Quality factor to reactance: If a coil has a quality factor Q = 60 and a winding resistance of 5 Ω at a given frequency, what is its inductive reactance at that frequency?

Introduction / Context:
The quality factor Q of an inductor quantifies how reactive energy storage compares to resistive loss at a particular frequency. It is frequently used in RF design, filters, and resonant circuits to predict selectivity and loss. Converting Q and winding resistance to reactance is a common quick calculation.

Given Data / Assumptions:

• Coil winding resistance R = 5 Ω (series model).
• Quality factor Q = XL / R = 60 at the operating frequency.
• We seek the inductive reactance XL at that frequency.

Concept / Approach:
For a series R–L model at a specific frequency, Q = XL / R. Rearranging gives XL = Q * R. This relation holds at the specified frequency because Q is frequency-dependent via XL = 2 * pi * f * L, but R is typically considered the effective series resistance at that same frequency.

Step-by-Step Solution:
Use Q definition: Q = XL / R.Solve for XL: XL = Q * R.Substitute values: XL = 60 * 5 Ω = 300 Ω.Therefore, the inductive reactance is 300 Ω.
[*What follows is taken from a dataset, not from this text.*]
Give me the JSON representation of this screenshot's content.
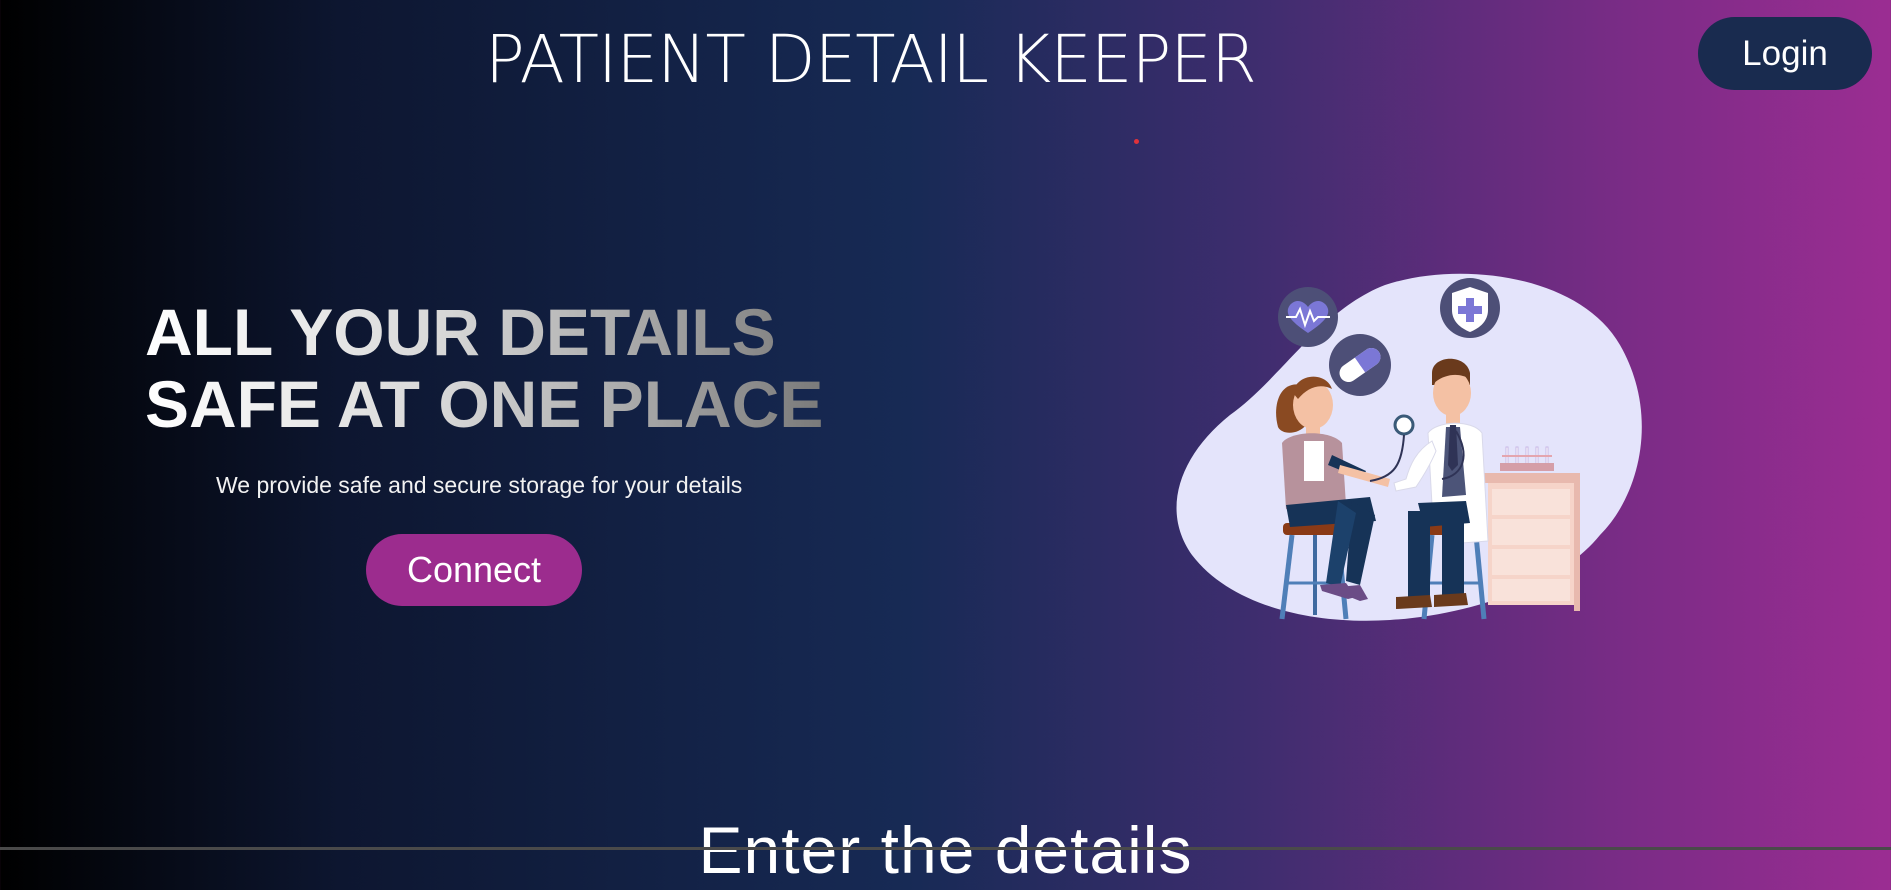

Verification / Alternative check:
If L were known, XL = 2 * pi * f * L could be equated to 300 Ω to back-calculate the operating frequency or inductance—consistent with the same Q value.

Why Other Options Are Wrong:
0.083 Ω: reciprocal-style error; not from Q * R.12 Ω or 30 Ω: result from incorrect multiplication or mixing R and XL.

Common Pitfalls:
Confusing series Q with parallel Q or using DC resistance instead of effective AC resistance. Always use values specified for the operating frequency.

Final Answer:
300 Ω